Ophthalmology and Optometry Coding Alert

You Be the Coder:

Confirm Retinal Break to Report H33 Series

Question: Our retinal doctor performed a surgery for a retinal detachment (67108) and said the diagnosis code should be “retinal detachment with occult breaks of the right eye.” Would that be coded as a single break? In the op note it states that no definitive retinal break was noted. How should we report the ICD-10 code?

Indiana Subscriber

Answer: The answer depends on what’s missing from the operative report, and why. If the physician said the diagnosis is retinal detachment with occult breaks of the right eye, then that should be justified somewhere in the record. Perhaps it’s in the pre-operative notes rather than the op report, or it’s in dictation rather than in the electronic medical record, but you should not report the retinal detachment with breaks diagnosis code if no breaks were noted.

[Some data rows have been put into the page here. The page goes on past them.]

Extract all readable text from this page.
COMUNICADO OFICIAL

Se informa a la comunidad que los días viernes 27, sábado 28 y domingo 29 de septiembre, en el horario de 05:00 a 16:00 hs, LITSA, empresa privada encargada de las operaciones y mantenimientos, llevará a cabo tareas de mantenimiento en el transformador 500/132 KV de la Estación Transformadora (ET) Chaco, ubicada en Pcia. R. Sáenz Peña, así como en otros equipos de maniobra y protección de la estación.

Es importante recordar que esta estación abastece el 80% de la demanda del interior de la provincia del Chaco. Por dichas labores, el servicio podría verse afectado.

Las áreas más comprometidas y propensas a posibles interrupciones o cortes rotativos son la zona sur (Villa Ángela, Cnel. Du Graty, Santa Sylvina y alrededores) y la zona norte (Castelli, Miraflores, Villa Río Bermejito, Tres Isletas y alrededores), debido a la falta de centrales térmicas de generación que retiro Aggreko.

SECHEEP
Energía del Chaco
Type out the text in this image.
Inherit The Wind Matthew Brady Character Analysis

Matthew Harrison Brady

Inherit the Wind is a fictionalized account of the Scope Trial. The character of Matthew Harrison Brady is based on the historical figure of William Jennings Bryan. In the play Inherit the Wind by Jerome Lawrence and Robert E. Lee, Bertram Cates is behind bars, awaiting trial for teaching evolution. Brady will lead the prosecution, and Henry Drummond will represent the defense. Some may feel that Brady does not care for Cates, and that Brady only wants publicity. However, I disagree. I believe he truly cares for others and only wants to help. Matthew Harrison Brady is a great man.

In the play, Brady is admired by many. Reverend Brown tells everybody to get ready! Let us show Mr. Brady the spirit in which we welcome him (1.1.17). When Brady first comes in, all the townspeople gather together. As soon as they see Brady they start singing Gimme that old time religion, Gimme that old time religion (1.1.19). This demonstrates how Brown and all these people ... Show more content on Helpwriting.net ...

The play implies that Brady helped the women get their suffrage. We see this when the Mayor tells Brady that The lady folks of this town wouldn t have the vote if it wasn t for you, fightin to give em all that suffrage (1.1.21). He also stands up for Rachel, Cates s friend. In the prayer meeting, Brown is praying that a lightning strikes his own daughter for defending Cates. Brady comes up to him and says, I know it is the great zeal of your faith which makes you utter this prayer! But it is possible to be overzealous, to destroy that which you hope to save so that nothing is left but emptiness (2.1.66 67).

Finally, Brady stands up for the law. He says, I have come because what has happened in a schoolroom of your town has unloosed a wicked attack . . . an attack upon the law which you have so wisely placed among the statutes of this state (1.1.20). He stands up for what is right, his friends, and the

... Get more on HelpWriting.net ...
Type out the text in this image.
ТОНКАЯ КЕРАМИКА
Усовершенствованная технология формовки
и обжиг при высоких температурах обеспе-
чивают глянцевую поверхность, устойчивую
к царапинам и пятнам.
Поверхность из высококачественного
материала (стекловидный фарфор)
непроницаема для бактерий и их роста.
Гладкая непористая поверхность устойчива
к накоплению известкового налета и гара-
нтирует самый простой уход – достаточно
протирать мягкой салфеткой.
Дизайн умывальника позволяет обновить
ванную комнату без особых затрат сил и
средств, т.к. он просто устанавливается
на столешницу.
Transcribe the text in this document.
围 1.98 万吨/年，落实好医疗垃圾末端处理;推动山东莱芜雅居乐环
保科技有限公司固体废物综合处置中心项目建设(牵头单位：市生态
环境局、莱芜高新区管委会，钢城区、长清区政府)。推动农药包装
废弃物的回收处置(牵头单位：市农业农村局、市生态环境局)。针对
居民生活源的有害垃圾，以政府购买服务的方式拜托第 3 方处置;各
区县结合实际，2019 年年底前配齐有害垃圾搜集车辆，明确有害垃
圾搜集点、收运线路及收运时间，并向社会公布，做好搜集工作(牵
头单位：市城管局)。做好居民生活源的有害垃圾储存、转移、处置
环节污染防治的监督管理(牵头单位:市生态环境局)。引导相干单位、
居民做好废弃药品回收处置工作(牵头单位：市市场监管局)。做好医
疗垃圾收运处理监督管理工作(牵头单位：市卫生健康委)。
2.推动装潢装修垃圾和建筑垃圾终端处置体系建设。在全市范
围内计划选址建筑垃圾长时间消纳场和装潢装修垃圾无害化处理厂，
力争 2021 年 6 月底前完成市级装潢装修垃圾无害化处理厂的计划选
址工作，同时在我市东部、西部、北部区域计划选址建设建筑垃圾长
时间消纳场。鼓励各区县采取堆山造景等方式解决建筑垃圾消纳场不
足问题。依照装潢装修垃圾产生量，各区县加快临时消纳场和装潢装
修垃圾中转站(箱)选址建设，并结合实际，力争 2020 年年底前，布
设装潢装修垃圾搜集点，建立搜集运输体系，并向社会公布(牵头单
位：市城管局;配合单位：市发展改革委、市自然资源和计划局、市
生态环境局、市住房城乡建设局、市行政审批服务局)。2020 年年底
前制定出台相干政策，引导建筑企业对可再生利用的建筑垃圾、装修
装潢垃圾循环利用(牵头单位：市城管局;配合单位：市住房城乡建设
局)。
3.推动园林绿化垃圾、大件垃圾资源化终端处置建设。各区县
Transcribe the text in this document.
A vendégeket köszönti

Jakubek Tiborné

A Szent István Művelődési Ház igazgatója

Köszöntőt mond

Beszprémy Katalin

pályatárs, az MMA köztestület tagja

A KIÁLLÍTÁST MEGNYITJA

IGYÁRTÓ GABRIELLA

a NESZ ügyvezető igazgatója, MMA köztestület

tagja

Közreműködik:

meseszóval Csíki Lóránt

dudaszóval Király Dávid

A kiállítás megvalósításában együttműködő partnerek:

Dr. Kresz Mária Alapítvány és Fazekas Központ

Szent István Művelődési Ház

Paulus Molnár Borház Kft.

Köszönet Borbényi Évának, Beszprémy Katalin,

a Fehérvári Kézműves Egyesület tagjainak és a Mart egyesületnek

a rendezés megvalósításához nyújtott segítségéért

If you do find documentation of the breaks, you must then determine how many breaks were observed, because the code choice depends on it. Depending on whether the physician addressed a single break or several, the coding options would be:

  • H33.011 (Retinal detachment with single break, right eye)
  • H33.021 (Retinal detachment with multiple breaks, right eye)

Reporting one of these codes would require that the physician has documentation of the retinal break(s), so double-check with the surgeon on confirmation of that.

If the operative report is accurate and no breaks were observed, then you must report an appropriate code based on which diagnosis was determined. For instance, some physicians will repair a retinal tear that didn’t include an actual break, necessitating a retinal tear code instead. However, depending on the operative report, that may not justify reporting 67108 (Repair of retinal detachment; with vitrectomy, any method, including, when performed, air or gas tamponade, focal endolaser photocoagulation, cryotherapy, drainage of subretinal fluid, scleral buckling, and/or removal of lens by same technique), so double check that the correct procedure was coded if you find alternate diagnoses when you talk to the physician.

In short, you should query the surgeon to find out more specifics about the actual diagnosis, and once you have that information, read through the operative note in detail to confirm that 67108 is the most accurate code for the surgery performed.